The third and final book is a collection of photographs of live presentations at Sadler’s Wells theater in the West End of London taken earlier this fall, when a small group of guests sat on stage, socially distanced, while models moved around them. It’s an experience that Lee once envisioned recreating in cities around the world pre-pandemic.
“It was a bit like going backwards and thinking about how fashion shows began,” Lee recently told Vogue. “This idea of salon-shows. It felt extremely intimate and much more personal.”
For Trockel, too, the collaboration was both intimate and personal. The process began with a “nocturnal phone call” from independent curator Michelle Nicol, who introduced the artist and designer. The duo worked together closely for many months, with the Bottega team sending finished pieces to Trockel to be photographed in “almost daily dispatches,” according to the artist. After each shoot, Trockel would return the pieces along with the images she captured. The final selection was made by Lee and a small group of trusted advisors, with graphic designers Carina Frey and Stephanie Barth assembling the book.

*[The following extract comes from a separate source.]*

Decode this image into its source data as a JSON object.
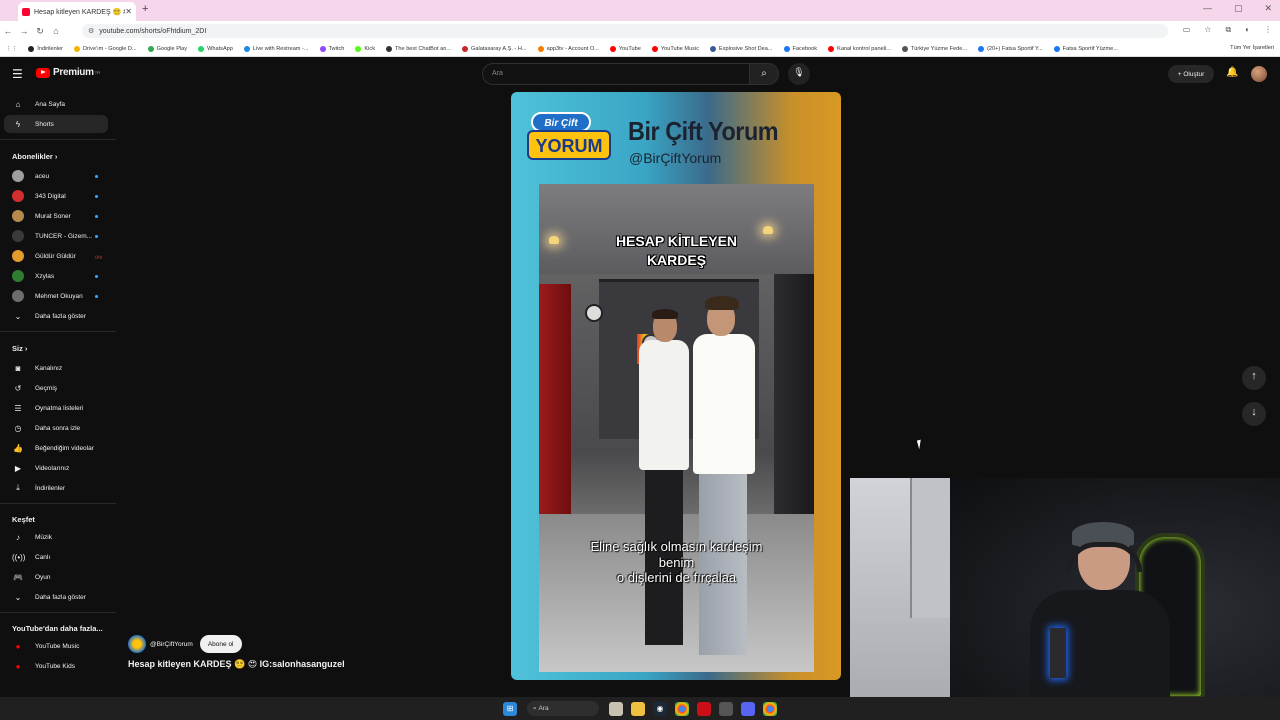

“I knew Daniel’s reputation as a punk-influenced wunderkind which conflicted early on with my idea of Bottega Veneta as a traditional Italian house based on craft and elegance, and was delighted to recognize Daniel’s mastery of these possibilities,” Trockel told Artnet News. “My reward was to have Daniel draw me into his world with his modest, intelligent, and intuitive art to speak about fashion, which was for me foreign territory, always placing the work and not himself in the foreground.”
On major difference between the disciplines, according to Trockel? Deadlines. “The challenge was to work at his intense pace which led to many hours of overtime,” she said. The commitment reminded Trockel that “as an artist, I am master of my time.”
While photographing the clothes, Trockel also began thinking about art’s relationship to fashion and the increased collaboration between the two sectors. “Fashion might often be considered an industry, but not always,” Trockel noted. “Think of the many [smaller] start-ups [forming now]. There is a contemporary attempt to weave the two worlds together—we will have to wait and see how fruitful this can be. The art market has become industrial but the act of creation remains independent.”
For both Trockel and Lee, working together amidst the strangeness of 2020 was a reminder of the power of creativity—and how little is really needed to inspire. As Lee told : “A lot of us moved to Milan for Bottega, and obviously with the world shut down, all we really have is each other at the studio and the work. It’s almost like a therapy. It gets you through the darkest times because you can completely lose yourself in making a beautiful fabric, a beautiful garment.”